True friendship sometimes means letting go
May 27, 2012 8:02 PM Subscribe
Tell me about situations where you've reluctantly cut off contact with a close friend, family member, or confidant -- especially those in which the relationship was good to you but you felt that letting go was the best move for *their* sake.
posted by renovatio1 to Human Relations (9 answers total) 8 users marked this as a favorite
I once read something along the lines: "a true friendship sometimes requires letting your friend hit rock bottom".
When is this ever truly the case? Do you have any anecdotes of this from your own experience or that you've heard about in the context of close friends, family, or other significant relationships? How did you feel about it at the time and what happened in the long run?
My own story: I have a very close friend who has been my one real confidant for many years. I've learned a lot from him, we've helped each other through thick and thin, and I very much value his friendship and wish him only the best.
However, we both agree that he's made some very stupid choices in recent years whose consequences he will have to face sooner or later. He's been trying to deal with the situation for quite a while now; I've done just about everything I can to help short of getting involved in a way that would place those consequences on me as well -- something he of course would not want.
His main problem seems to be that he leans on his friends as a way of avoiding the actions that he inevitably must take. He knows this, and we've discussed it at length, but nothing so far tried seems to help him get past the problem.

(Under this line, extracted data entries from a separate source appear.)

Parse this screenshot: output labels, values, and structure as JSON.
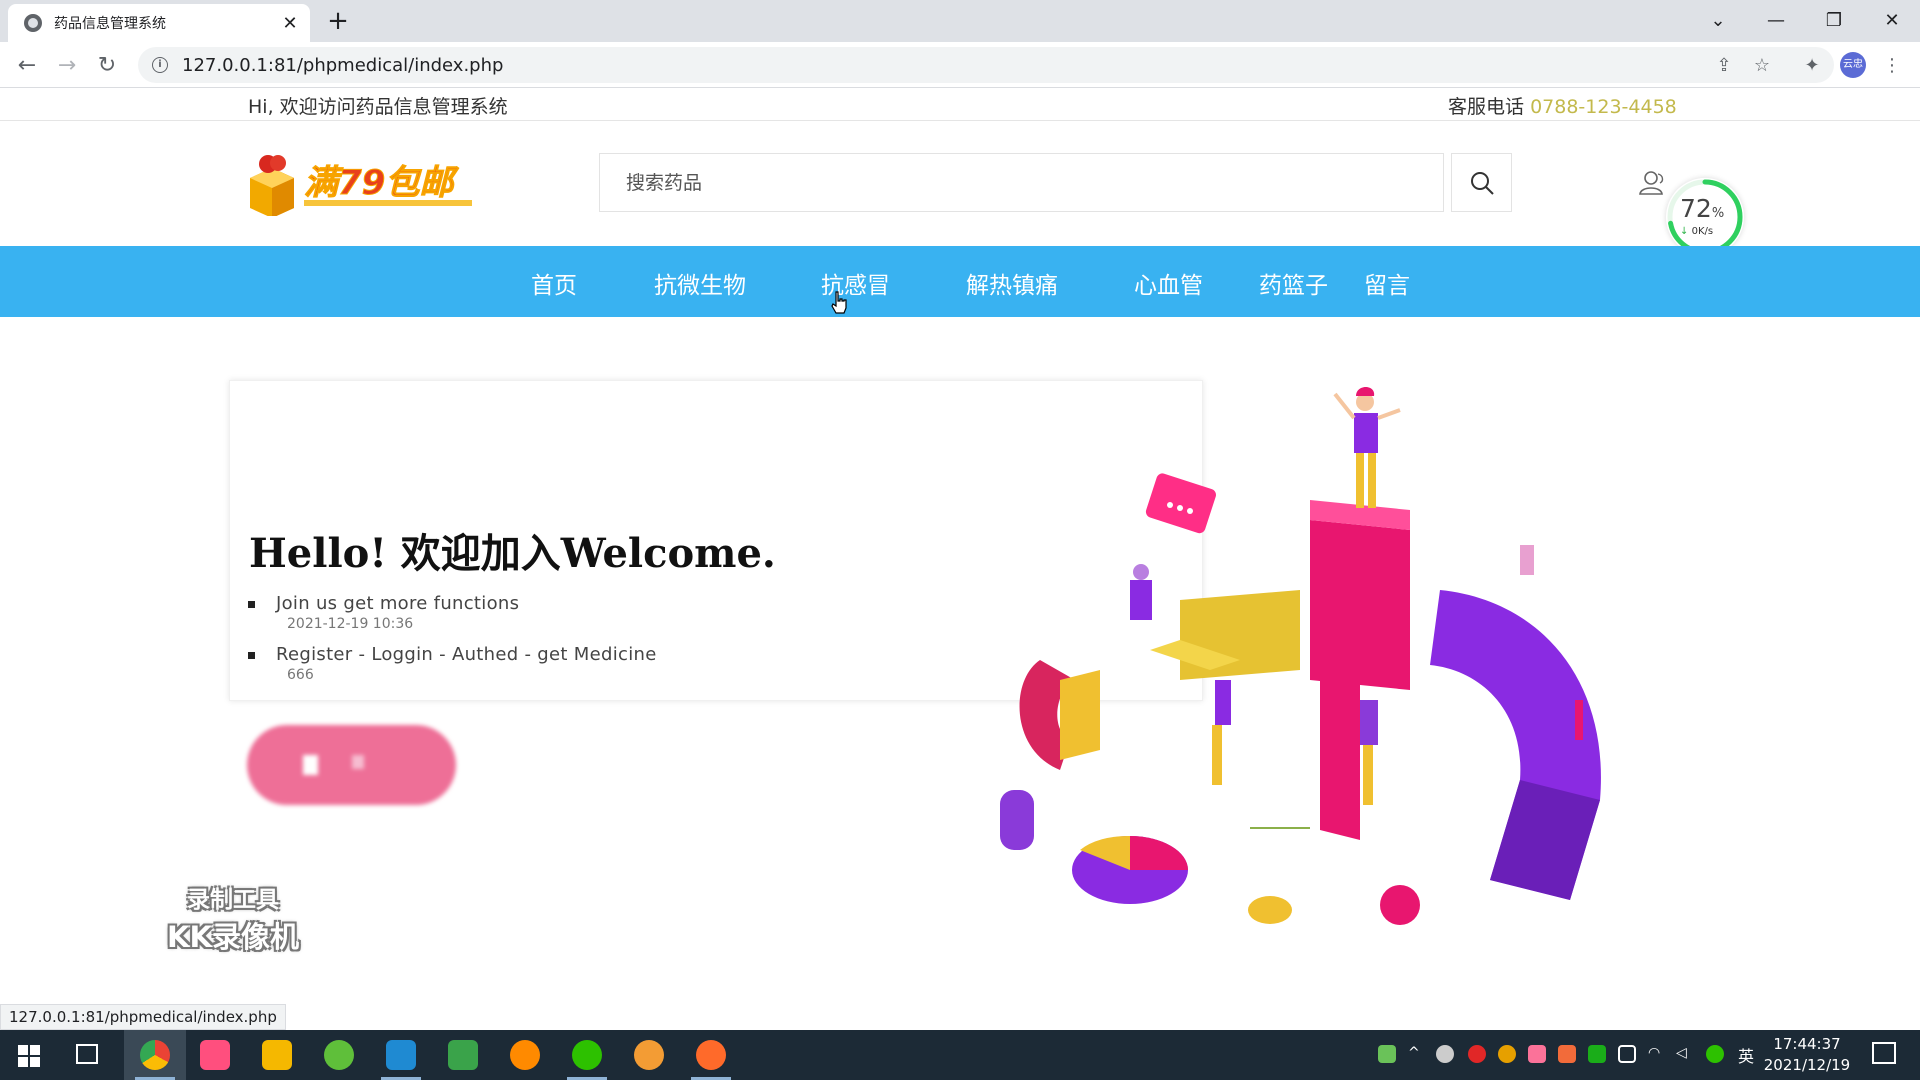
{
  "browser": {
    "tab_title": "药品信息管理系统",
    "tab_close": "✕",
    "new_tab": "+",
    "url": "127.0.0.1:81/phpmedical/index.php",
    "profile_label": "云忠",
    "status_url": "127.0.0.1:81/phpmedical/index.php"
  },
  "topbar": {
    "greeting": "Hi, 欢迎访问药品信息管理系统",
    "hotline_label": "客服电话",
    "hotline_number": "0788-123-4458"
  },
  "header": {
    "logo_text": "满79包邮",
    "search_placeholder": "搜索药品"
  },
  "speed_widget": {
    "percent": "72",
    "percent_unit": "%",
    "rate": "0K/s"
  },
  "nav": {
    "items": [
      {
        "label": "首页"
      },
      {
        "label": "抗微生物"
      },
      {
        "label": "抗感冒"
      },
      {
        "label": "解热镇痛"
      },
      {
        "label": "心血管"
      },
      {
        "label": "药篮子"
      },
      {
        "label": "留言"
      }
    ]
  },
  "hero": {
    "title": "Hello! 欢迎加入Welcome.",
    "items": [
      {
        "text": "Join us  get more functions",
        "sub": "2021-12-19 10:36"
      },
      {
        "text": "Register - Loggin - Authed - get Medicine",
        "sub": "666"
      }
    ]
  },
  "watermark": {
    "line1": "录制工具",
    "line2": "KK录像机"
  },
  "taskbar": {
    "time": "17:44:37",
    "date": "2021/12/19",
    "ime": "英"
  },
  "colors": {
    "nav_bg": "#39b2f1",
    "hotline": "#c3b94c",
    "pill": "#ee6f97"
  }
}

I've thought a great deal about the situation and I've come to the conclusion that the best thing I can do for him is cut off all interaction -- at least for as long as it takes him to really get past this difficulty. It was very hard for me to make this decision; I even discussed it with him well in advance and he agreed that it would probably be a good thing. Nonetheless, I can't stop thinking that in the long run -- even if, hopefully, things work out -- he will see this in retrospect as my having betrayed him.